Originariamente Scritto da
Nelson
Sei messo male tu, perché non c'è nessun bsogno di presentarsi per farsi pagare. Una volta accertato l'importo evaso si manda una serie di avvisi, se l'evasore non paga il dovuto, compresi mora e interessi, la riscossione provvede semplicemente a pignorare i beni dell'evasore. Cosa credi fare, di strozzare il direttore della tua banca perché non ottemperi al suo obbligo di versare al fisco il tuo conto corrente? Pensi che perderà il lavoro per la tua bella faccia di correntista che non ha più un soldo e che per di più lui, come lavoratore dipendente, non può amare molto? Oppure credi di sparare all'agente della società immobiliare che avrà comprato all'asta la tua casa pignorata quando ti imporrà di togliere il disturbo? Pensi che anche lui (tra l'altro lavoratore dipendente e quindi non propio favorevolmente disposto verso un evasore fiscale) non preferisca fottere te che perdere il suo lavoro? Anche la tua auto può essere pignorata.
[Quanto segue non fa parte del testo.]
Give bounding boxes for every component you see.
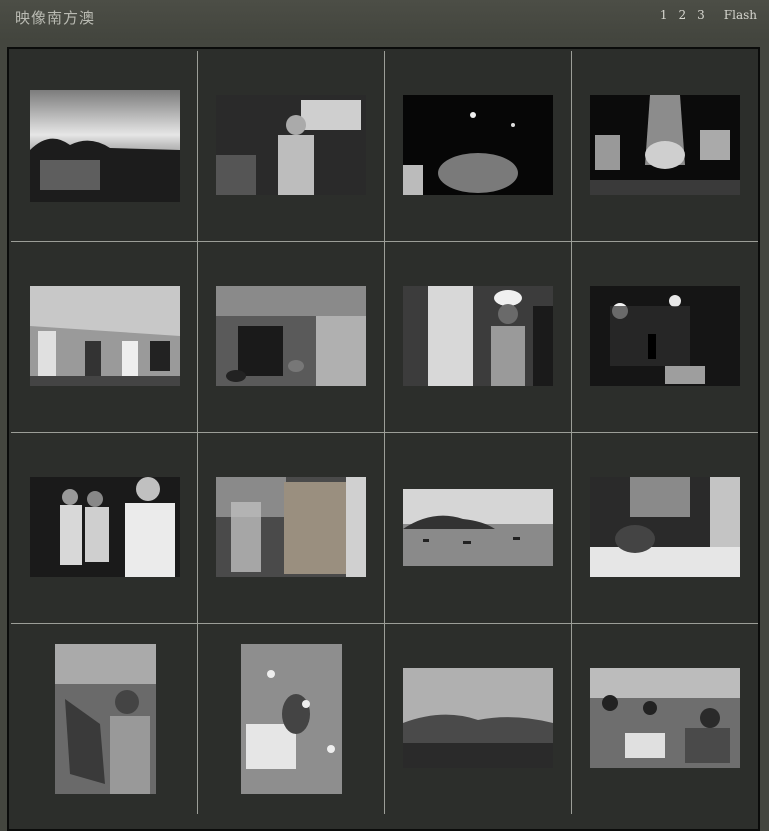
photo-thumbnail[interactable]	[403, 95, 553, 195]
gallery-cell[interactable]	[385, 242, 571, 432]
photo-thumbnail[interactable]	[590, 286, 740, 386]
photo-thumbnail[interactable]	[403, 489, 553, 566]
photo-thumbnail[interactable]	[241, 644, 342, 794]
gallery-cell[interactable]	[198, 51, 384, 241]
flash-link[interactable]: Flash	[724, 8, 757, 22]
gallery-frame	[7, 47, 760, 831]
header-bar: 映像南方澳 1 2 3 Flash	[0, 0, 769, 40]
photo-thumbnail[interactable]	[30, 90, 180, 202]
photo-thumbnail[interactable]	[216, 95, 366, 195]
photo-thumbnail[interactable]	[403, 286, 553, 386]
page-link-1[interactable]: 1	[660, 8, 668, 22]
gallery-cell[interactable]	[198, 433, 384, 623]
photo-thumbnail[interactable]	[403, 668, 553, 768]
gallery-cell[interactable]	[572, 624, 758, 814]
gallery-cell[interactable]	[11, 624, 197, 814]
gallery-cell[interactable]	[572, 51, 758, 241]
photo-thumbnail[interactable]	[590, 95, 740, 195]
gallery-cell[interactable]	[572, 433, 758, 623]
gallery-cell[interactable]	[385, 51, 571, 241]
gallery-cell[interactable]	[198, 624, 384, 814]
photo-thumbnail[interactable]	[216, 286, 366, 386]
gallery-cell[interactable]	[385, 433, 571, 623]
gallery-cell[interactable]	[198, 242, 384, 432]
photo-thumbnail[interactable]	[30, 286, 180, 386]
photo-thumbnail[interactable]	[590, 668, 740, 768]
pagination: 1 2 3 Flash	[649, 8, 757, 22]
thumbnail-grid	[11, 51, 758, 814]
page-link-2[interactable]: 2	[679, 8, 687, 22]
photo-thumbnail[interactable]	[216, 477, 366, 577]
photo-thumbnail[interactable]	[590, 477, 740, 577]
gallery-cell[interactable]	[572, 242, 758, 432]
gallery-cell[interactable]	[11, 242, 197, 432]
photo-thumbnail[interactable]	[30, 477, 180, 577]
page-link-3[interactable]: 3	[697, 8, 705, 22]
gallery-cell[interactable]	[11, 433, 197, 623]
photo-thumbnail[interactable]	[55, 644, 156, 794]
gallery-cell[interactable]	[11, 51, 197, 241]
gallery-cell[interactable]	[385, 624, 571, 814]
site-title: 映像南方澳	[15, 9, 96, 27]
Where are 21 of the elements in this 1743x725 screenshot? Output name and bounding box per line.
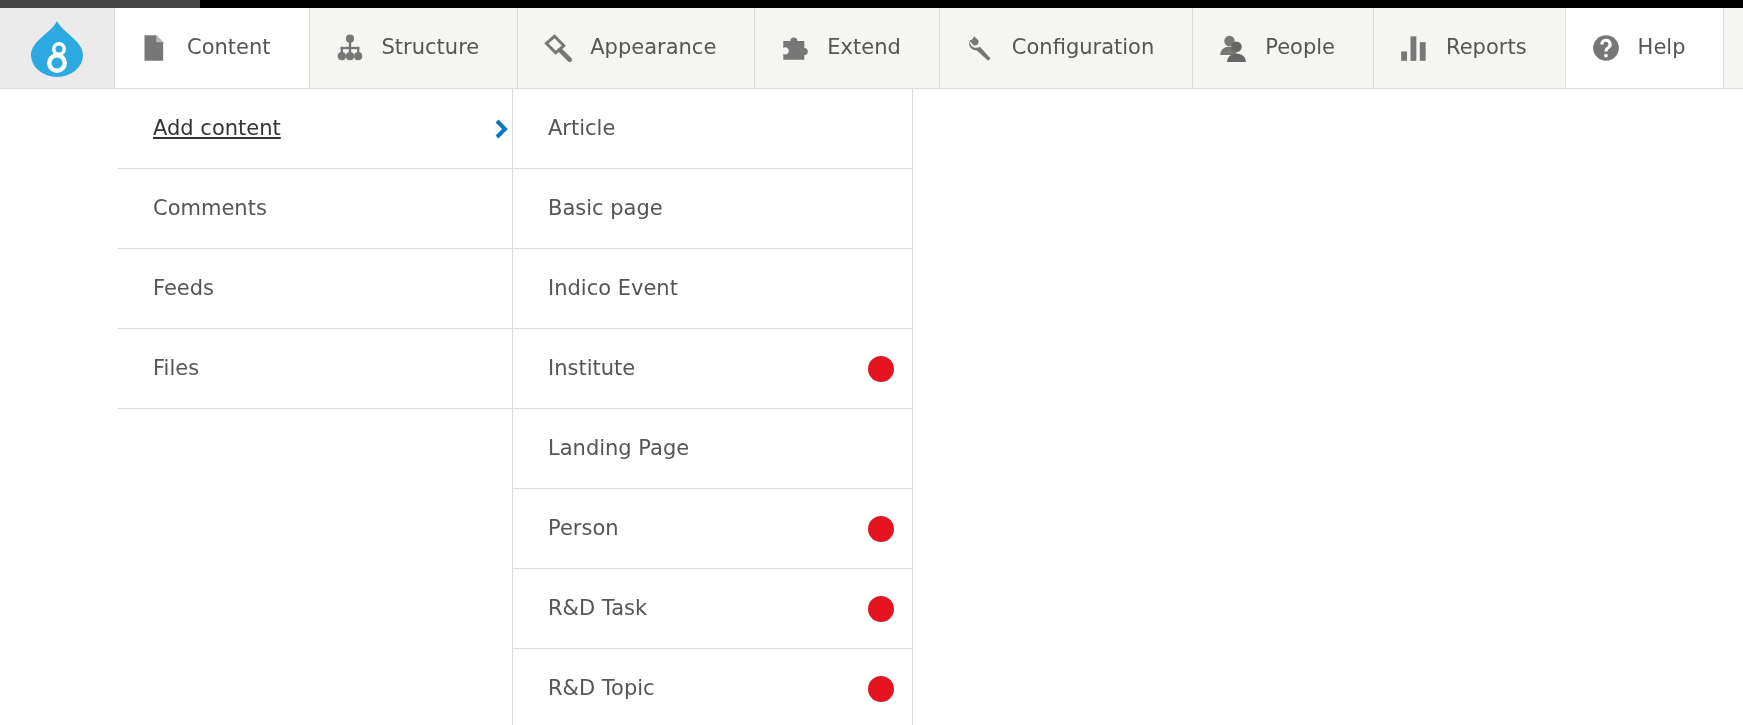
menu-item[interactable]: Add content [118, 89, 512, 169]
submenu-item[interactable]: Landing Page [513, 409, 912, 489]
drupal-logo[interactable] [29, 19, 85, 77]
help-icon [1591, 34, 1620, 62]
toolbar-tab[interactable]: Content [115, 8, 310, 88]
people-icon [1219, 34, 1248, 62]
menu-item[interactable]: Feeds [118, 249, 512, 329]
submenu-item[interactable]: R&D Topic [513, 649, 912, 725]
hierarchy-icon [335, 34, 364, 62]
submenu-item[interactable]: Institute [513, 329, 912, 409]
menu-item[interactable]: Files [118, 329, 512, 409]
submenu-item[interactable]: R&D Task [513, 569, 912, 649]
toolbar-tab[interactable]: Help [1565, 8, 1725, 88]
submenu-item[interactable]: Person [513, 489, 912, 569]
submenu-item[interactable]: Indico Event [513, 249, 912, 329]
submenu-item[interactable]: Article [513, 89, 912, 169]
chevron-right-icon [494, 118, 508, 139]
submenu-item[interactable]: Basic page [513, 169, 912, 249]
paintbrush-icon [544, 34, 573, 62]
menu-item[interactable]: Comments [118, 169, 512, 249]
bar-chart-icon [1400, 34, 1429, 62]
Tu il tabulato neanche lo vedi e non è col fisco che dovresti litigare, ma con gli altri soggetti, cittadini o imprese, che acquisteranno all'asta i tuoi beni, mobili e immobili, se la tua liquidità depositata presso gli istituti di credito non basterà a coprire il tuo debito.
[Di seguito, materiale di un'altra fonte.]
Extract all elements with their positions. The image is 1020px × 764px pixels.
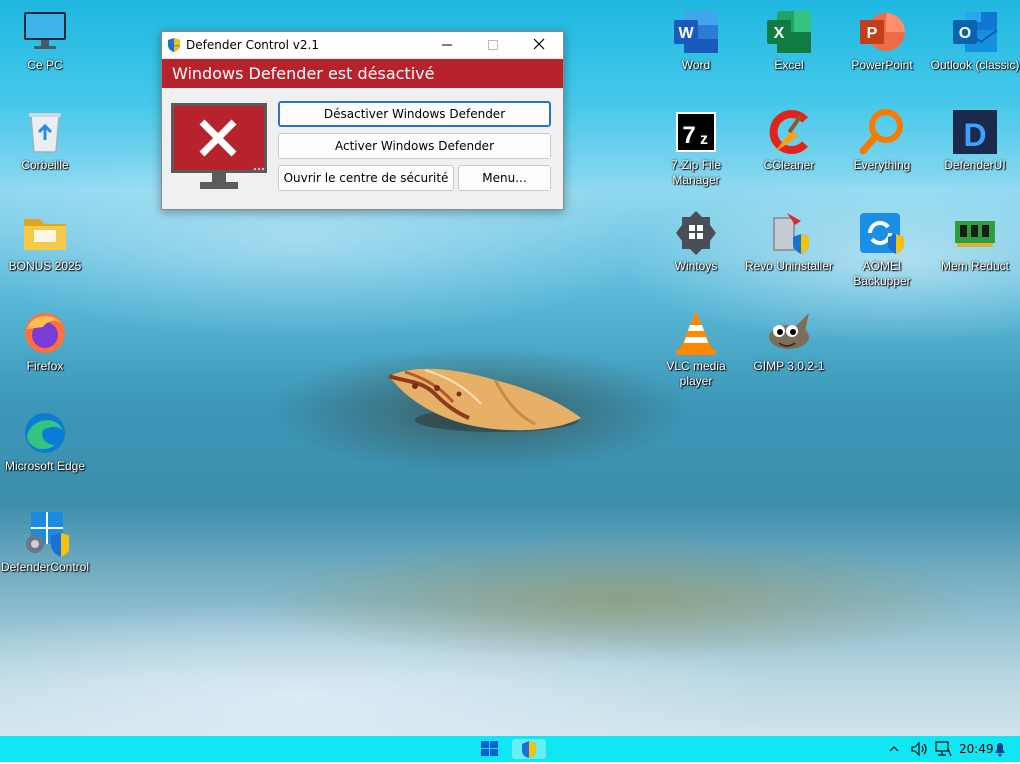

Credo che tu abbia un'idea molto primitiva di come si conduce la lotta all'evasione fiscale. Siamo nel XXI secolo e l'agenzia delle entrate italiana, nonostante sia nata da poco (anzi proprio per questo) e negli ultimi 5 anni non abbia avuto la possibilità di agire (ma quella di organizzarsi e migliorare ancora i suoi processi interni e la loro qualità l'ha avuta e l'ha fatto) è una organizzazione del XXI secolo e anche una delle migliori d'Europa, nel suo campo.